Assessment, planning and tutoring “are the three areas that we are investing most of our time and thinking on, because we think they are the areas that have the biggest potential impact”.
“Of course, we should be embracing AI because it’s part of the world we live in and it’s part of the future,” said Dr Camby. “However, we should also be thinking really hard about those human aspects and all the holistic aspects of education that we really value for the children in our care.”
He shared reflections from many conversations he has had with students, which often revealed attitudes towards AI that contradict commonly held views about young people and technology.
Students “really value” AI for generating and organising ideas, and also for critiquing their work. However, they were on the whole “quite sceptical” about AI and “don’t want to use AI for everything”.

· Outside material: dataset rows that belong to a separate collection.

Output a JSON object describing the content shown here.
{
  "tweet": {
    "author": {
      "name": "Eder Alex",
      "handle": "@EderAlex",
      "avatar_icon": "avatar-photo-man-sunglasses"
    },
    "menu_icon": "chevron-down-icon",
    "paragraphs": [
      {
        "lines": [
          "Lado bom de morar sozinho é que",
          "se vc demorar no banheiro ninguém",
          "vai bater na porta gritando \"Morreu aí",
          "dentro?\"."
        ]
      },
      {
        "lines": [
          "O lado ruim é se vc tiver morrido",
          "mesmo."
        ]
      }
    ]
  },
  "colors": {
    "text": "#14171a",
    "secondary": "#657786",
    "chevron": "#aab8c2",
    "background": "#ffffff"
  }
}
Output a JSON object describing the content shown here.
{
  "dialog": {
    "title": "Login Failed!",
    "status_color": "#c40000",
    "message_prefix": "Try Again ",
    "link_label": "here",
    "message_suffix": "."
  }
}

This was “really interesting”, said Dr Camby, given media portrayals of teenagers who “want to be using AI the whole time”, sometimes to cheat at school.
“That isn’t the evidence that I’ve found talking to our students,” he added. “On the contrary, they’re actually very discerning about where they would like to use AI and not use AI.”
He advised delegates to “listen to our students, because they are wise”.
Dr Camby also shared five key points from Cognita’s AI framework:
- AI in education is “about complementing a really high-quality holistic education...not about replacing it”.
- Educators must “think really hard” about how to teach students about the “many, many ethical implications” of AI.
- Notions of criticality and analysis are extremely important - in other words, ensuring that students “don’t automatically trust content that is AI generated”.
- Schools must ensure that students display “academic honesty” - when, for example, they use AI in coursework for the International Baccalaureate, they should clearly cite it.
- Students should “understand that it’s not just what they get out of AI, it’s also what they put into it”, and that “their digital footprint is growing every time they use AI”.
In his concluding comments, Dr Camby said he did not see AI as a “technical issue” but as a “leadership issue”, and laid down this challenge to educators: “Are you brave enough to engage with AI? Are you brave enough to think differently?”
He added: “If we really want to thrive, let’s embrace AI - but let’s make sure that it’s part of a blended world.”